Under stagger Velocity.js understands a waterfall effect. Above we talked about menu-items that you might want to fade in one by one. You can use the stagger options for that:

$navItems.velocity('fadeIn', {stagger: 150, duration: 500});


And last but not least, callbacks ladies and gentlemen. Velocity.js provides callback for the beginning, the end, and as well during the progress of an animation. Let’s take a look at a callback when an animation is finished:

$div.velocity('fadeIn', {duration: 500, complete: function() {
  alert('I’m done!');


Velocity.js gives you way more control of your transitions and animations while keeping the CSS advantages. Actually Velocity.js gives you more:

  • Velocity.js doesn’t blur your text after a transition. With CSS transitions you may end up with blurry text if you don’t remove the class that animated the DOM element.
  • Velocity.js works in almost any browser. Too fancy effects for a browsers? Velocity.js degrades to simple fade effects.
  • Do you know you can mock animation with Velocity.js?

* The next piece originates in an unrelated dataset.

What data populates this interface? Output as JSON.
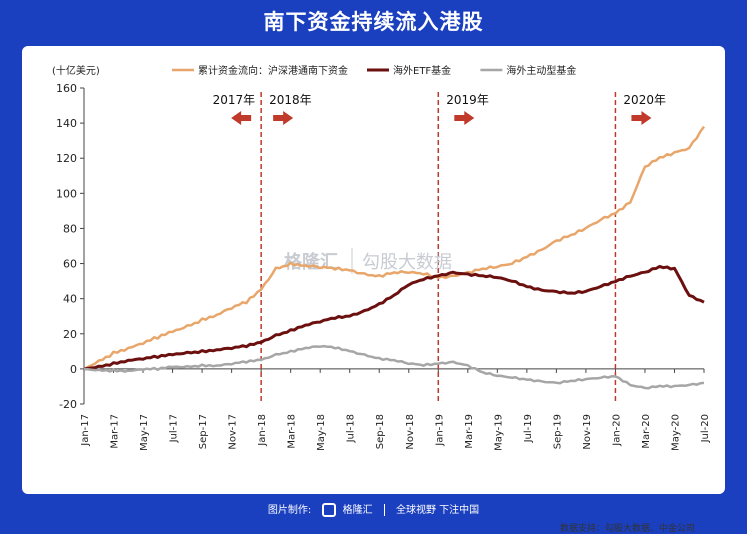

Just put $.Velocity.mock = 10; in your script to slow all animations down by a factor of 10. Easily fine-tune your animations.

Make sure to check the Velocity.js page for documentation and all features. Happy animating!

Check how we work — Liked this post? See how we put it to practice.

Reader comments

  • ‘ CSS animations can only be started from Javascript by adding a class to a DOM element. Animations cannot be stopped, reversed or chained based on user interaction.’

    We can control css animations playback using animation-play-state property

    As well as reverse

    We can even trigger and control them with css on user interaction primitives like hover, checked etc.

    by Timur
  • Ha thanks! Didn’t know that. It’s good to know that animation-play-state and animation-direction is still quite experimental.

    I’ll give it a try soon.

    by Tim Sluis
  • In one of the examples, you use:

    $div.velocity({ rotateZ: ’45deg’, font-color: ‘blue’, translateX: ’50rem’ }, {duration: 500});

    But because font-color contains a dash (-), you need to wrap the key like so: ‘font-color’.

    by richadr
  • Thanks RichardR, changed it.

    by Tim Sluis
  • Thanks for sharing, how do you loop a sequence after its finish? Thanks

    by ivan
  • I would have the same question as posted by Ivan (June 22, 2016)…how do you loop a sequence after it’s finished?